3. Once connected, retreive and move the databases to your <DATABASE>/ folder (shown for preset):

iget -rKVP /iplant/home/cosimichele/200503_Genomes_n_p
mv GCF_* /DATABASE/DIRECTORY/

4. Move the databases to the HPC using either sftp or the steps as above if your HPC system has iRODS.
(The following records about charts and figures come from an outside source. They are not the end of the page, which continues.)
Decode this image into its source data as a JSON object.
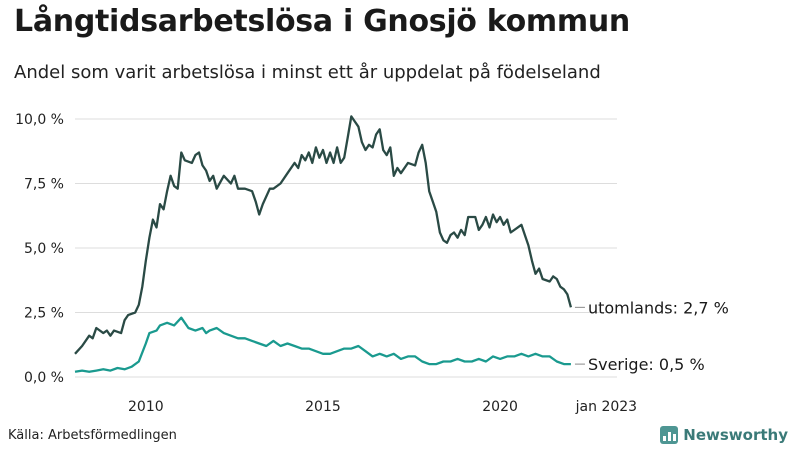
{
  "header": {
    "title": "Långtidsarbetslösa i Gnosjö kommun",
    "subtitle": "Andel som varit arbetslösa i minst ett år uppdelat på födelseland"
  },
  "footer": {
    "source": "Källa: Arbetsförmedlingen",
    "brand": "Newsworthy"
  },
  "colors": {
    "series_utomlands": "#2a4a45",
    "series_sverige": "#1a9a8f",
    "grid": "#dddddd",
    "axis_text": "#222222"
  },
  "chart_data": {
    "type": "line",
    "title": "Långtidsarbetslösa i Gnosjö kommun",
    "subtitle": "Andel som varit arbetslösa i minst ett år uppdelat på födelseland",
    "xlim": [
      2008.0,
      2023.3
    ],
    "ylim": [
      0,
      10.5
    ],
    "grid": true,
    "x_ticks": [
      {
        "x": 2010,
        "label": "2010"
      },
      {
        "x": 2015,
        "label": "2015"
      },
      {
        "x": 2020,
        "label": "2020"
      },
      {
        "x": 2023.0,
        "label": "jan 2023"
      }
    ],
    "y_ticks": [
      {
        "y": 0,
        "label": "0,0 %"
      },
      {
        "y": 2.5,
        "label": "2,5 %"
      },
      {
        "y": 5,
        "label": "5,0 %"
      },
      {
        "y": 7.5,
        "label": "7,5 %"
      },
      {
        "y": 10,
        "label": "10,0 %"
      }
    ],
    "series": [
      {
        "name": "utomlands",
        "end_label": "utomlands: 2,7 %",
        "color": "#2a4a45",
        "points": [
          [
            2008.0,
            0.9
          ],
          [
            2008.2,
            1.2
          ],
          [
            2008.4,
            1.6
          ],
          [
            2008.5,
            1.5
          ],
          [
            2008.6,
            1.9
          ],
          [
            2008.8,
            1.7
          ],
          [
            2008.9,
            1.8
          ],
          [
            2009.0,
            1.6
          ],
          [
            2009.1,
            1.8
          ],
          [
            2009.3,
            1.7
          ],
          [
            2009.4,
            2.2
          ],
          [
            2009.5,
            2.4
          ],
          [
            2009.7,
            2.5
          ],
          [
            2009.8,
            2.8
          ],
          [
            2009.9,
            3.5
          ],
          [
            2010.0,
            4.5
          ],
          [
            2010.1,
            5.4
          ],
          [
            2010.2,
            6.1
          ],
          [
            2010.3,
            5.8
          ],
          [
            2010.4,
            6.7
          ],
          [
            2010.5,
            6.5
          ],
          [
            2010.6,
            7.2
          ],
          [
            2010.7,
            7.8
          ],
          [
            2010.8,
            7.4
          ],
          [
            2010.9,
            7.3
          ],
          [
            2011.0,
            8.7
          ],
          [
            2011.1,
            8.4
          ],
          [
            2011.3,
            8.3
          ],
          [
            2011.4,
            8.6
          ],
          [
            2011.5,
            8.7
          ],
          [
            2011.6,
            8.2
          ],
          [
            2011.7,
            8.0
          ],
          [
            2011.8,
            7.6
          ],
          [
            2011.9,
            7.8
          ],
          [
            2012.0,
            7.3
          ],
          [
            2012.2,
            7.8
          ],
          [
            2012.4,
            7.5
          ],
          [
            2012.5,
            7.8
          ],
          [
            2012.6,
            7.3
          ],
          [
            2012.8,
            7.3
          ],
          [
            2013.0,
            7.2
          ],
          [
            2013.1,
            6.8
          ],
          [
            2013.2,
            6.3
          ],
          [
            2013.3,
            6.7
          ],
          [
            2013.5,
            7.3
          ],
          [
            2013.6,
            7.3
          ],
          [
            2013.8,
            7.5
          ],
          [
            2014.0,
            7.9
          ],
          [
            2014.2,
            8.3
          ],
          [
            2014.3,
            8.1
          ],
          [
            2014.4,
            8.6
          ],
          [
            2014.5,
            8.4
          ],
          [
            2014.6,
            8.7
          ],
          [
            2014.7,
            8.3
          ],
          [
            2014.8,
            8.9
          ],
          [
            2014.9,
            8.5
          ],
          [
            2015.0,
            8.8
          ],
          [
            2015.1,
            8.3
          ],
          [
            2015.2,
            8.7
          ],
          [
            2015.3,
            8.3
          ],
          [
            2015.4,
            8.9
          ],
          [
            2015.5,
            8.3
          ],
          [
            2015.6,
            8.5
          ],
          [
            2015.7,
            9.3
          ],
          [
            2015.8,
            10.1
          ],
          [
            2015.9,
            9.9
          ],
          [
            2016.0,
            9.7
          ],
          [
            2016.1,
            9.1
          ],
          [
            2016.2,
            8.8
          ],
          [
            2016.3,
            9.0
          ],
          [
            2016.4,
            8.9
          ],
          [
            2016.5,
            9.4
          ],
          [
            2016.6,
            9.6
          ],
          [
            2016.7,
            8.8
          ],
          [
            2016.8,
            8.6
          ],
          [
            2016.9,
            8.9
          ],
          [
            2017.0,
            7.8
          ],
          [
            2017.1,
            8.1
          ],
          [
            2017.2,
            7.9
          ],
          [
            2017.4,
            8.3
          ],
          [
            2017.6,
            8.2
          ],
          [
            2017.7,
            8.7
          ],
          [
            2017.8,
            9.0
          ],
          [
            2017.9,
            8.3
          ],
          [
            2018.0,
            7.2
          ],
          [
            2018.1,
            6.8
          ],
          [
            2018.2,
            6.4
          ],
          [
            2018.3,
            5.6
          ],
          [
            2018.4,
            5.3
          ],
          [
            2018.5,
            5.2
          ],
          [
            2018.6,
            5.5
          ],
          [
            2018.7,
            5.6
          ],
          [
            2018.8,
            5.4
          ],
          [
            2018.9,
            5.7
          ],
          [
            2019.0,
            5.5
          ],
          [
            2019.1,
            6.2
          ],
          [
            2019.3,
            6.2
          ],
          [
            2019.4,
            5.7
          ],
          [
            2019.5,
            5.9
          ],
          [
            2019.6,
            6.2
          ],
          [
            2019.7,
            5.8
          ],
          [
            2019.8,
            6.3
          ],
          [
            2019.9,
            6.0
          ],
          [
            2020.0,
            6.2
          ],
          [
            2020.1,
            5.9
          ],
          [
            2020.2,
            6.1
          ],
          [
            2020.3,
            5.6
          ],
          [
            2020.5,
            5.8
          ],
          [
            2020.6,
            5.9
          ],
          [
            2020.7,
            5.5
          ],
          [
            2020.8,
            5.1
          ],
          [
            2020.9,
            4.5
          ],
          [
            2021.0,
            4.0
          ],
          [
            2021.1,
            4.2
          ],
          [
            2021.2,
            3.8
          ],
          [
            2021.4,
            3.7
          ],
          [
            2021.5,
            3.9
          ],
          [
            2021.6,
            3.8
          ],
          [
            2021.7,
            3.5
          ],
          [
            2021.8,
            3.4
          ],
          [
            2021.9,
            3.2
          ],
          [
            2022.0,
            2.7
          ]
        ]
      },
      {
        "name": "Sverige",
        "end_label": "Sverige: 0,5 %",
        "color": "#1a9a8f",
        "points": [
          [
            2008.0,
            0.2
          ],
          [
            2008.2,
            0.25
          ],
          [
            2008.4,
            0.2
          ],
          [
            2008.6,
            0.25
          ],
          [
            2008.8,
            0.3
          ],
          [
            2009.0,
            0.25
          ],
          [
            2009.2,
            0.35
          ],
          [
            2009.4,
            0.3
          ],
          [
            2009.6,
            0.4
          ],
          [
            2009.8,
            0.6
          ],
          [
            2010.0,
            1.3
          ],
          [
            2010.1,
            1.7
          ],
          [
            2010.3,
            1.8
          ],
          [
            2010.4,
            2.0
          ],
          [
            2010.6,
            2.1
          ],
          [
            2010.8,
            2.0
          ],
          [
            2011.0,
            2.3
          ],
          [
            2011.2,
            1.9
          ],
          [
            2011.4,
            1.8
          ],
          [
            2011.6,
            1.9
          ],
          [
            2011.7,
            1.7
          ],
          [
            2011.8,
            1.8
          ],
          [
            2012.0,
            1.9
          ],
          [
            2012.2,
            1.7
          ],
          [
            2012.4,
            1.6
          ],
          [
            2012.6,
            1.5
          ],
          [
            2012.8,
            1.5
          ],
          [
            2013.0,
            1.4
          ],
          [
            2013.2,
            1.3
          ],
          [
            2013.4,
            1.2
          ],
          [
            2013.6,
            1.4
          ],
          [
            2013.8,
            1.2
          ],
          [
            2014.0,
            1.3
          ],
          [
            2014.2,
            1.2
          ],
          [
            2014.4,
            1.1
          ],
          [
            2014.6,
            1.1
          ],
          [
            2014.8,
            1.0
          ],
          [
            2015.0,
            0.9
          ],
          [
            2015.2,
            0.9
          ],
          [
            2015.4,
            1.0
          ],
          [
            2015.6,
            1.1
          ],
          [
            2015.8,
            1.1
          ],
          [
            2016.0,
            1.2
          ],
          [
            2016.2,
            1.0
          ],
          [
            2016.4,
            0.8
          ],
          [
            2016.6,
            0.9
          ],
          [
            2016.8,
            0.8
          ],
          [
            2017.0,
            0.9
          ],
          [
            2017.2,
            0.7
          ],
          [
            2017.4,
            0.8
          ],
          [
            2017.6,
            0.8
          ],
          [
            2017.8,
            0.6
          ],
          [
            2018.0,
            0.5
          ],
          [
            2018.2,
            0.5
          ],
          [
            2018.4,
            0.6
          ],
          [
            2018.6,
            0.6
          ],
          [
            2018.8,
            0.7
          ],
          [
            2019.0,
            0.6
          ],
          [
            2019.2,
            0.6
          ],
          [
            2019.4,
            0.7
          ],
          [
            2019.6,
            0.6
          ],
          [
            2019.8,
            0.8
          ],
          [
            2020.0,
            0.7
          ],
          [
            2020.2,
            0.8
          ],
          [
            2020.4,
            0.8
          ],
          [
            2020.6,
            0.9
          ],
          [
            2020.8,
            0.8
          ],
          [
            2021.0,
            0.9
          ],
          [
            2021.2,
            0.8
          ],
          [
            2021.4,
            0.8
          ],
          [
            2021.6,
            0.6
          ],
          [
            2021.8,
            0.5
          ],
          [
            2022.0,
            0.5
          ]
        ]
      }
    ]
  }
}
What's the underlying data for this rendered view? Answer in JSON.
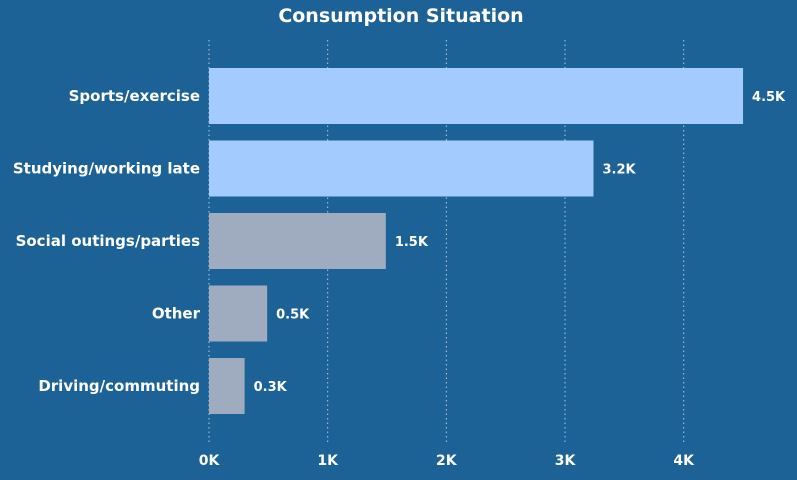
{
  "chart_data": {
    "type": "bar",
    "orientation": "horizontal",
    "title": "Consumption Situation",
    "categories": [
      "Sports/exercise",
      "Studying/working late",
      "Social outings/parties",
      "Other",
      "Driving/commuting"
    ],
    "values": [
      4500,
      3240,
      1490,
      490,
      300
    ],
    "data_labels": [
      "4.5K",
      "3.2K",
      "1.5K",
      "0.5K",
      "0.3K"
    ],
    "xticks": [
      0,
      1000,
      2000,
      3000,
      4000
    ],
    "xtick_labels": [
      "0K",
      "1K",
      "2K",
      "3K",
      "4K"
    ],
    "xlim": [
      0,
      4980
    ],
    "grid": true,
    "bar_colors": [
      "#a3cbfd",
      "#a3cbfd",
      "#9facc0",
      "#9facc0",
      "#9facc0"
    ]
  }
}
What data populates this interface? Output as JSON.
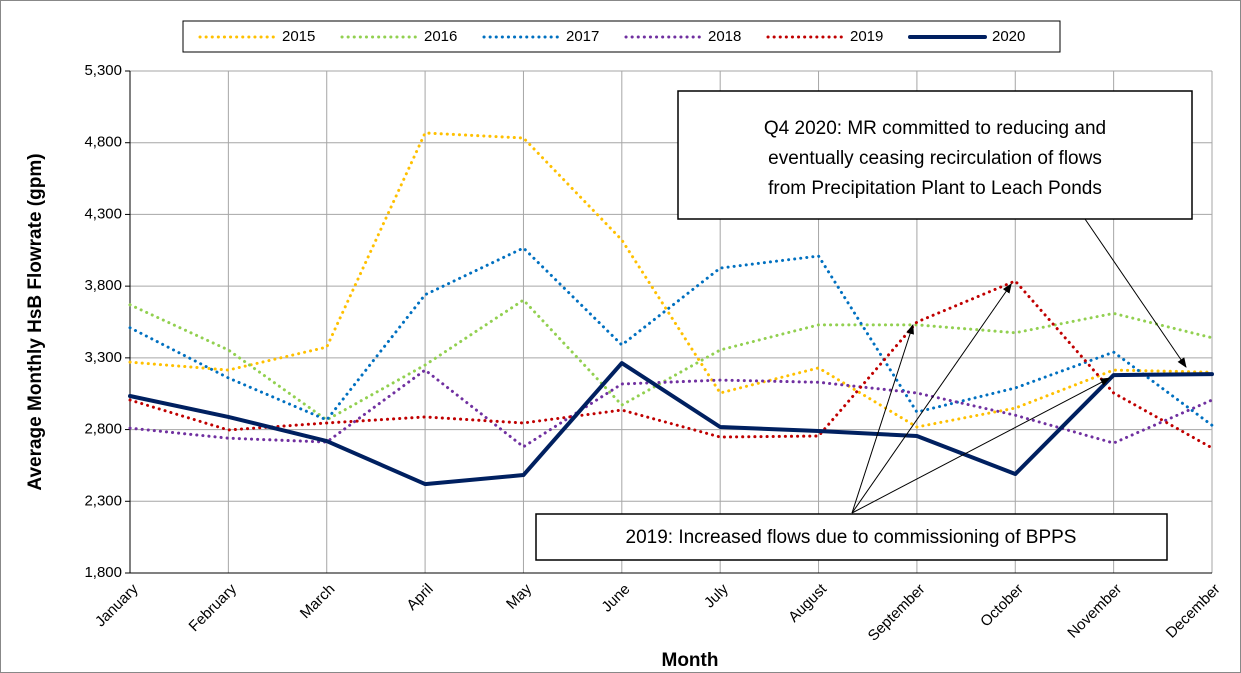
{
  "chart_data": {
    "type": "line",
    "x_label": "Month",
    "y_label": "Average Monthly HsB Flowrate (gpm)",
    "categories": [
      "January",
      "February",
      "March",
      "April",
      "May",
      "June",
      "July",
      "August",
      "September",
      "October",
      "November",
      "December"
    ],
    "series": [
      {
        "name": "2015",
        "color": "#ffc000",
        "style": "dotted",
        "values": [
          3270,
          3215,
          3375,
          4868,
          4833,
          4122,
          3055,
          3230,
          2818,
          2950,
          3215,
          3200
        ]
      },
      {
        "name": "2016",
        "color": "#92d050",
        "style": "dotted",
        "values": [
          3670,
          3355,
          2867,
          3250,
          3703,
          2971,
          3355,
          3530,
          3530,
          3475,
          3610,
          3440
        ]
      },
      {
        "name": "2017",
        "color": "#0070c0",
        "style": "dotted",
        "values": [
          3510,
          3160,
          2867,
          3740,
          4066,
          3390,
          3926,
          4010,
          2922,
          3090,
          3340,
          2830
        ]
      },
      {
        "name": "2018",
        "color": "#7030a0",
        "style": "dotted",
        "values": [
          2810,
          2740,
          2713,
          3215,
          2680,
          3118,
          3145,
          3130,
          3055,
          2900,
          2706,
          3006
        ]
      },
      {
        "name": "2019",
        "color": "#c00000",
        "style": "dotted",
        "values": [
          3006,
          2797,
          2846,
          2888,
          2846,
          2936,
          2748,
          2755,
          3550,
          3836,
          3055,
          2672
        ]
      },
      {
        "name": "2020",
        "color": "#002060",
        "style": "solid",
        "values": [
          3034,
          2888,
          2720,
          2420,
          2483,
          3264,
          2818,
          2790,
          2755,
          2490,
          3180,
          3187
        ]
      }
    ],
    "ylim": [
      1800,
      5300
    ],
    "yticks": [
      {
        "value": 1800,
        "label": "1,800"
      },
      {
        "value": 2300,
        "label": "2,300"
      },
      {
        "value": 2800,
        "label": "2,800"
      },
      {
        "value": 3300,
        "label": "3,300"
      },
      {
        "value": 3800,
        "label": "3,800"
      },
      {
        "value": 4300,
        "label": "4,300"
      },
      {
        "value": 4800,
        "label": "4,800"
      },
      {
        "value": 5300,
        "label": "5,300"
      }
    ],
    "grid": true,
    "legend": "top",
    "annotations": [
      {
        "lines": [
          "Q4 2020: MR committed to reducing and",
          "eventually ceasing recirculation of flows",
          "from Precipitation Plant to Leach Ponds"
        ]
      },
      {
        "lines": [
          "2019: Increased flows due to commissioning of BPPS"
        ]
      }
    ]
  }
}
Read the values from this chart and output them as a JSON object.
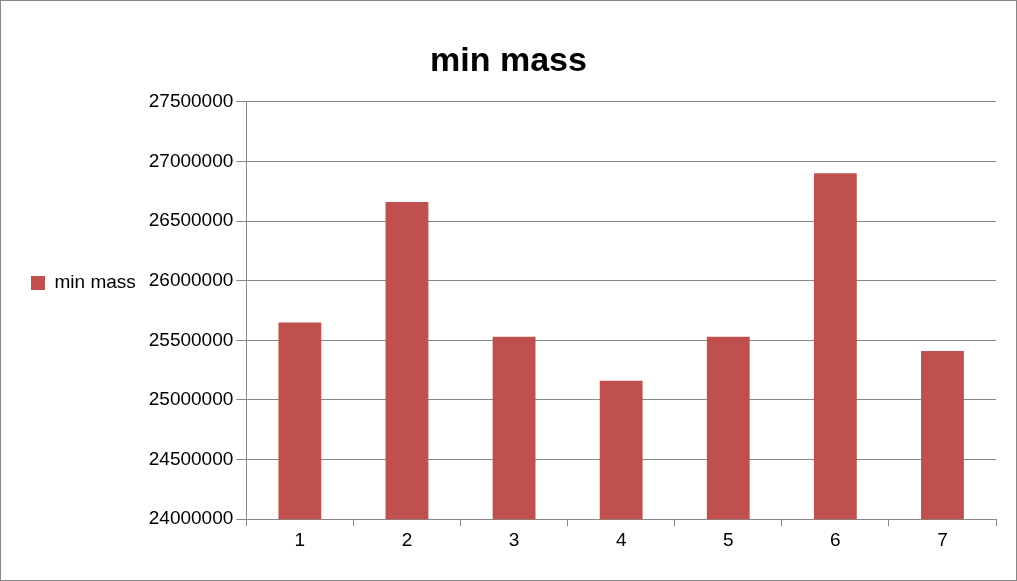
{
  "chart_data": {
    "type": "bar",
    "title": "min mass",
    "categories": [
      "1",
      "2",
      "3",
      "4",
      "5",
      "6",
      "7"
    ],
    "series": [
      {
        "name": "min mass",
        "color": "#c0504d",
        "values": [
          25650000,
          26660000,
          25530000,
          25160000,
          25530000,
          26900000,
          25410000
        ]
      }
    ],
    "ylim": [
      24000000,
      27500000
    ],
    "yticks": [
      24000000,
      24500000,
      25000000,
      25500000,
      26000000,
      26500000,
      27000000,
      27500000
    ],
    "grid": "y",
    "legend": "left"
  }
}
5. Use this code within the Master instance to launch sequenceServer:

docker run --rm --name sequenceserver-scale -p 80:3000 -p 9123:9123 -e PROJECT_NAME=<PROJECT_NAME> -e WORKQUEUE_PASSWORD=<PASSWORD> -e BLAST_NUM_THREADS=<N THREADS> -e SEQSERVER_DB_PATH="/home/<U_NUMBER>/<USER>/<DATABASE_DIRECTORY>" -v /DATABASE/ON/MASTER:/DATABASE/ON/WORKER zhxu73/sequenceserver-scale:no-irods

An example is:

docker run --rm --name sequenceserver-scale -p 80:3000 -p 9123:9123 -e PROJECT_NAME=starBLAST -e WORKQUEUE_PASSWORD= -e BLAST_NUM_THREADS=2 -e SEQSERVER_DB_PATH="/home/u12/cosi/DATABASE" -v /home/u12/cosi/DATABASE:/home/u12/cosi/DATABASE zhxu73/sequenceserver-scale:no-irods

Note

The custom Database folder on the Master needs to have read and write permissions

Start BLASTING! Now anyone can enter the <MASTER_IP_ADDRESS> in their browser to access SequenceServer.